I scheduled a followup meeting with Jack and in his office. I told Jack that he had already given me what I needed to take his class: Insane Perseverance. I told him that I was not going away. That I would keep showing up to his class and hiding in the back listening in. I wouldn’t ask any questions or say anything so as not to disrupt the class, but I was going to be there for every lecture, and the only way Jack could get rid of me would be to have me thrown out!

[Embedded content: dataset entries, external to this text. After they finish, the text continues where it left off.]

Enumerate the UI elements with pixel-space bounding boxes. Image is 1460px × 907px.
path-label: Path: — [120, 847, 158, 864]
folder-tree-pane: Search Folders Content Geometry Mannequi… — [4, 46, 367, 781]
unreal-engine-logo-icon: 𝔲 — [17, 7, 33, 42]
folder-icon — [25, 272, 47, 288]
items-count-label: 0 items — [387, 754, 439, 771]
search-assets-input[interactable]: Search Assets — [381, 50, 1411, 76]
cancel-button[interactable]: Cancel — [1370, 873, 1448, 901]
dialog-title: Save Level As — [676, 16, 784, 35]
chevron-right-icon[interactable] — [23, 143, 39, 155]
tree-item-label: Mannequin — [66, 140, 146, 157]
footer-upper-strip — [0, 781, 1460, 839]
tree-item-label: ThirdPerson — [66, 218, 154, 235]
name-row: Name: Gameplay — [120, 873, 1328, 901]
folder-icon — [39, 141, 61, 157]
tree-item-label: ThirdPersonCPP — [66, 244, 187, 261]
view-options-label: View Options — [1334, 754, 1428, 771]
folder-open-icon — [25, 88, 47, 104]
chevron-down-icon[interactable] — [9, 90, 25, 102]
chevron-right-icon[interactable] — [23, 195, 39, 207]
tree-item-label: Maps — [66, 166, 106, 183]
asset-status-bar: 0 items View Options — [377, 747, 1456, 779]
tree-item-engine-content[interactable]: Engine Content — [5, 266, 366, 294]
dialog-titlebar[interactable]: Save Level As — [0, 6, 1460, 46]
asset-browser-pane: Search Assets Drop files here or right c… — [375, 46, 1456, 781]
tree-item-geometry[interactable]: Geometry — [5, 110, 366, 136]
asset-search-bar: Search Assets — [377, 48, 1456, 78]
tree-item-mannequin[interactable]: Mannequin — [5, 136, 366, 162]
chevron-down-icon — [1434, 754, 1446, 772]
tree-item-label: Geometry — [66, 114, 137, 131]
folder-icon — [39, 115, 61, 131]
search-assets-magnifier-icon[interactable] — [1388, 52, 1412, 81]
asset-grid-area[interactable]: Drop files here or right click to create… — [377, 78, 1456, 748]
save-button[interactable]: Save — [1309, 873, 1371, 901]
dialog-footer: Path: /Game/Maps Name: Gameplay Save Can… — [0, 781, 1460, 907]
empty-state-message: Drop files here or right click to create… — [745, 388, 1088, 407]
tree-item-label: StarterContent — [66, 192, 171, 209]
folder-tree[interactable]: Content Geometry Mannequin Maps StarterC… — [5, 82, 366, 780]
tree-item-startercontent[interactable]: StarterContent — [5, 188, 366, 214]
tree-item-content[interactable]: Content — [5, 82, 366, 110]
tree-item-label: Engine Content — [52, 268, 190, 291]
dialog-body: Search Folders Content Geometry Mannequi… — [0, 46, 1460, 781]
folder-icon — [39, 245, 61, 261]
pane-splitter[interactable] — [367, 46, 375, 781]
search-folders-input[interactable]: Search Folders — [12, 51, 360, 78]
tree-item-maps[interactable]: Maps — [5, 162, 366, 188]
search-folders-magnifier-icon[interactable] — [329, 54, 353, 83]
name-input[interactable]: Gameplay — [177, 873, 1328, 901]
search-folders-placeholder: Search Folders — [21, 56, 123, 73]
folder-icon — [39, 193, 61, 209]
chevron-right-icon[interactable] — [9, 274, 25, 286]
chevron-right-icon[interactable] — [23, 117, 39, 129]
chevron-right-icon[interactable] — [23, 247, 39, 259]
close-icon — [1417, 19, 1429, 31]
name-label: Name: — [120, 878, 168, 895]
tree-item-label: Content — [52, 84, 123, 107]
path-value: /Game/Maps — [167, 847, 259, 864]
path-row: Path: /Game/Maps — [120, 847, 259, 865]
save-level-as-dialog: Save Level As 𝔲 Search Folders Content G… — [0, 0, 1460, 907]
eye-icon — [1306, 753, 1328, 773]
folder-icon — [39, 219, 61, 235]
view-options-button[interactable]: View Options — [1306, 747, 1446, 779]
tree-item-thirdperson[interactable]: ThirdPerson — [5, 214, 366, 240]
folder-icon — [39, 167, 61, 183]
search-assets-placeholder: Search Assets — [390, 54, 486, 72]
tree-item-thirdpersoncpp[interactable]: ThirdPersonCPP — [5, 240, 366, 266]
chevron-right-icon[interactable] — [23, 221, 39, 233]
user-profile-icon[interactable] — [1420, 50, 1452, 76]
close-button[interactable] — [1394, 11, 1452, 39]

Needless to say, Jack relented and he welcomed me into his class. I got to take his class when several other people on the waiting list didn’t. I took every single class Jack Thorne taught at the business school. Entrepreneurship I. Entrepreneurship II. Entrepreneurship Project. Entrepreneurial Management. If it had the word entrepreneur in it, I was there. I wrote the business plan for my company as a class project for Jack’s class. I incorporated my first company, SneakerLabs, Inc., while I was still a student in Jack’s class. I was 20.

Jack Thorne

Jack Thorne

Jack Thorne passed away last year. He was one of my mentors, without whom, I would have never gotten one of the most important lessons of my entrepreneurial life — Insane Perseverance in the Face of Complete Resistance. Those words were at times the only things to fall back on when things got tough. And while there are lots of other experiences and stories that got me there, that first day in Jack Thorne’s class is the day I started my journey as an entrepreneur — one with Insane Perseverance.